Dramatically installed in the Corcoran atrium amid spotlights and potted greens, this exhibition includes 75 works -- paintings, drawings, prints, sculpture and several large and stunning tapestries -- which dominate the show.
Most were created by artists who came to maturity after 1960, when Senegal won its independence from France. If stylistic independence from the French has not yet been achieved, the artists have given it a good try. Several works inevitably call up memories of Picasso. But Picasso, after all, learned abstraction from African art.
Unlike most of its West African neighbors. Senegai no longer had a continuous tradition in the plastic arts when independence came. With colonization had come Christianity -- which destroyed (or dispersed to European and American museums) the masks and statues of animist gods and ancestors. Under Islam, carved images were forbidden by the Koran.
Thus, when Senegal's poet-president, Leopold Senghor, undertook to rouse what he calls the "collective black unconscious" through the arts, he was -- stylistically, at least -- beginning anew. A national school of art was established, along with a tapestry workshop in Thies.According to Warren Robbins, director of the Museum of African Art, Senegal is now at the forefront of contemporary developments in the visual arts in Africa.

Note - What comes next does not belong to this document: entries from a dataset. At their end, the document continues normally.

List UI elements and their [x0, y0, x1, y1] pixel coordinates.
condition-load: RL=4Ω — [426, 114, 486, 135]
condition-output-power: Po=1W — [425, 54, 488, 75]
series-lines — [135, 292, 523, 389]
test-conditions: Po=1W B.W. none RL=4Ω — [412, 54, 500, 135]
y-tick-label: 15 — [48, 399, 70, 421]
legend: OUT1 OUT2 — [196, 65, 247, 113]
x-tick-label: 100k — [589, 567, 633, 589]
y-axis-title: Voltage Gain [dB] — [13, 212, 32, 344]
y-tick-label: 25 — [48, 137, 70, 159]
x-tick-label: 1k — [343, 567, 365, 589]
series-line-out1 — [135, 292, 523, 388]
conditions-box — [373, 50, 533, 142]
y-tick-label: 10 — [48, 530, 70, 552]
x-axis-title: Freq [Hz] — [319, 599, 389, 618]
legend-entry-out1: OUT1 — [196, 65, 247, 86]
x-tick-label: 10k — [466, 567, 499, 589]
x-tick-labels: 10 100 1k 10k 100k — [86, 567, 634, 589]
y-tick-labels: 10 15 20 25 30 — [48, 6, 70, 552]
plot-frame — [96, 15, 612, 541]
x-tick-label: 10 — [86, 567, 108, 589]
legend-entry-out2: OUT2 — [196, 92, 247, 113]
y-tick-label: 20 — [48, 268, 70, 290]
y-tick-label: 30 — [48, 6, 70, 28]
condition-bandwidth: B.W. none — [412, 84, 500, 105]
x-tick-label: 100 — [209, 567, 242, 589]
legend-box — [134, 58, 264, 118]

But if Senegal had lost its visual arts heritage, a strong oral tradition remained, and the subject matter here comes straight out of the mythology and history of the distant past. Islamic elements enter in -- but even in the most abstract of these highly patterned, decorative, flattened forms, the titles reveal specific sources in the lives and ancient memories of the people.
Painting techniques here range from the popular art of "reverse" painting on glass -- brightly colored works depicting urban life, mostly made by untutored artists -- to a comlex, multi-media work using gesso and sand to depict the slaughtering of a lamb for an Islamic holiday. Younousse Seye, the only woman artist in the show, uses pasted-on-cowrie shells -- traditional symbols of fertility -- to define her swinging, interlocking lines in "Light Bearer."
It is the tapestries, however, which make the most striking contribution. Woven at Thies, where designs are passed upon by a committee which includes Senghor himself, these often epic works stand up against anything currently being turned out by Aubusson.
Again, they are based on traditional themes. One of the most spectacular is "Bamba and Lat Dior," including both sacred and secular aspects. Here, Bamba, a spiritual chief swathed in white robes, prepares to pray, while national hero Lat Dior, a king killed in the war against the French, sits astride a horse that seems to breathe fire. Lat Dior is a popular hero who turns up elsewhere in this show, notably in a Benin-like bronze of great charm.
Tapestries from Senegal have been shown here before, at the Museum of African Art during Senghor's 1968 visit to Washington. This show, with its broader scope, comes to Washington through the efforts of Mayor Marion Barry who, during his visit to Senegal last August, learned that the exhibition would be traveling to Mexico and Canada. With his help, support for an Anerican tour was solicited from J. E. Caldwell Co. and its parent company, the Dayton Hudson Corp. The show closes here April 6, and will then travel to Boston, Atlanta and New Orleans.
On Wednesday, Feb. 27, at 12:30 Warren Robbins will give a lecture on the exhibition at the Corcoran.